NLP in particular has greatly benefit from unsupervised methods that allow to learn distributed representation of language.
On the race for better performances Language Models have reached hundred of billions parameters nowadays.
Despite the remarkable results, deep models are still far from being fully exploited in real world applications.
Indeed, these approaches are black-boxes, i.e. they are not interpretable by design nor explainable, which is often crucial to make decisions in business.
Several task-agnostic methods have been proposed in literature to explain models' decisions.
Most techniques rely on the "local" assumption, i.e. explanations are made example-wise.
In this paper instead, we present a post-hoc method to produce highly interpretable global rules to explain NLP classifiers.

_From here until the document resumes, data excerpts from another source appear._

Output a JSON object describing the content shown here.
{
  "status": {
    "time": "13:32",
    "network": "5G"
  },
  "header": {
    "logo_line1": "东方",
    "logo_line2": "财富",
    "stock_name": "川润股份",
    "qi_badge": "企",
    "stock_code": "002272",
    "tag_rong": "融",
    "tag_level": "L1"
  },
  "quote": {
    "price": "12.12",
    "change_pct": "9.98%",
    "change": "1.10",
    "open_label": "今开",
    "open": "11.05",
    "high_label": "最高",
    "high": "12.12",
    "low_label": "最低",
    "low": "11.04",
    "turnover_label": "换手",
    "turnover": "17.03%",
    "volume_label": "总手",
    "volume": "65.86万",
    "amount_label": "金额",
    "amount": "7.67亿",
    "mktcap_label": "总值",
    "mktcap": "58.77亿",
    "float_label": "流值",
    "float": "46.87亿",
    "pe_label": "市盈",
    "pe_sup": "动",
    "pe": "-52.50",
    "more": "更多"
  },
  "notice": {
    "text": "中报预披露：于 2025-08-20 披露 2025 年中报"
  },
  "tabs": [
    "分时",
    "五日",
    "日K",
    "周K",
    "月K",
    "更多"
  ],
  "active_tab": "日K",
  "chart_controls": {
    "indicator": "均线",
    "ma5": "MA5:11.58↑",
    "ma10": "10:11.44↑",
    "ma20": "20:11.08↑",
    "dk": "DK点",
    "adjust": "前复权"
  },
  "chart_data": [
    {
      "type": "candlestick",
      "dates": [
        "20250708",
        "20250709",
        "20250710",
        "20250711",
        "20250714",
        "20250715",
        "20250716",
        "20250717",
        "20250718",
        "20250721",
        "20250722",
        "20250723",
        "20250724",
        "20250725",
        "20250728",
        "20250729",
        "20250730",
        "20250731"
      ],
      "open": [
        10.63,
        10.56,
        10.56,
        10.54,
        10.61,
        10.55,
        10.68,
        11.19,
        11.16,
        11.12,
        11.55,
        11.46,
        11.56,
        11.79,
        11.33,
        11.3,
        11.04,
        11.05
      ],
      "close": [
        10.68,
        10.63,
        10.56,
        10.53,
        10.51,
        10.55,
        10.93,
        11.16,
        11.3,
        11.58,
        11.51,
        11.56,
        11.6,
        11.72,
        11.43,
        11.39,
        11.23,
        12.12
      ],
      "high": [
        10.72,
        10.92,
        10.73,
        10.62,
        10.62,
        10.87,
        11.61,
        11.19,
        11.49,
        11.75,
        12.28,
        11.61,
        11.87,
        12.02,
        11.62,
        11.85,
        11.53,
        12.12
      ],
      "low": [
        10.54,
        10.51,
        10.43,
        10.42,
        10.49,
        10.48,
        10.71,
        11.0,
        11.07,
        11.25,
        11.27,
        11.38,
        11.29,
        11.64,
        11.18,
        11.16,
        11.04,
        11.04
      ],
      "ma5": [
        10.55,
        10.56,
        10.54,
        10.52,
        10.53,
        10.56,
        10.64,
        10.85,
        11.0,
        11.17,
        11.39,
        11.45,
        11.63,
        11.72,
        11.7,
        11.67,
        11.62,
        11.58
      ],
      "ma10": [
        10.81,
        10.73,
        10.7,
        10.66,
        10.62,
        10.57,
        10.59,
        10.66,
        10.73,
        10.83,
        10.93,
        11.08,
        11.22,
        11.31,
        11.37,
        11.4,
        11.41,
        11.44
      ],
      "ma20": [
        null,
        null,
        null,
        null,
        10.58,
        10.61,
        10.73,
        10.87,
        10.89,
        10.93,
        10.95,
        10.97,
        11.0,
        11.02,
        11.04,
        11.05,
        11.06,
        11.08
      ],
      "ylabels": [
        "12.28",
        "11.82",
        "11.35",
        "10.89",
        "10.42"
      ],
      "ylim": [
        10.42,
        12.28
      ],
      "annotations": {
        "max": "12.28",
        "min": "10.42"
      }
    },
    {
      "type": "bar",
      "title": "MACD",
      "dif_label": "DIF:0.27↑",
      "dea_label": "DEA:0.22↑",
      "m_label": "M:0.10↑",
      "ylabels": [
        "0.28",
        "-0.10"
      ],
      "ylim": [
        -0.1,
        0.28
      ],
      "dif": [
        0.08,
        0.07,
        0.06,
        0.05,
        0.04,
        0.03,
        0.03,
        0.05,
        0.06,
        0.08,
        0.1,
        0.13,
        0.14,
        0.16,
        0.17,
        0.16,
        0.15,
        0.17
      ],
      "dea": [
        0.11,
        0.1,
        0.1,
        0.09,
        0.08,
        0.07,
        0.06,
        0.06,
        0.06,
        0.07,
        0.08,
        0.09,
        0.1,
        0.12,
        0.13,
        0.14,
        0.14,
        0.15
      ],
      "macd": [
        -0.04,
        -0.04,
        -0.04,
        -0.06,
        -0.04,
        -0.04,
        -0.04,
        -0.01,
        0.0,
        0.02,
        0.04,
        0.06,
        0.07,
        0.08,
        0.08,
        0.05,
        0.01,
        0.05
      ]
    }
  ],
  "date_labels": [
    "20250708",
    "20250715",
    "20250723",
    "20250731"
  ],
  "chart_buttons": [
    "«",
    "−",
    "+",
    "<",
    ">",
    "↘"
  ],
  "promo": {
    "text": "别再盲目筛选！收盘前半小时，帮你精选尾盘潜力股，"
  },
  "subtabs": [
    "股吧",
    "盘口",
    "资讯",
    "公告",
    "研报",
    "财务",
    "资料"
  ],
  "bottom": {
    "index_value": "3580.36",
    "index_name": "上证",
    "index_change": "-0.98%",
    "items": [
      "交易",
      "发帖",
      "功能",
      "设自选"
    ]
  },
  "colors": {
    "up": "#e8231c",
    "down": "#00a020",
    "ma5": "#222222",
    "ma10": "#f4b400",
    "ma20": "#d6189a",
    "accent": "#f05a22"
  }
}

Rules are extracted with a data mining approach on a semantically enriched input representation, instead of using words/wordpieces solely.
Semantic information yields more abstract and general rules that are both more explanatory and less complex, while being also better at reflecting the model behaviour.
In the experiments we focus on Named Entity Recognition, an NLP task where explainability is under-investigated.
We explain the predictions of BERT NER classifiers trained on two popular benchmarks, CoNLL03 and Ontonotes, and compare our model against LIME.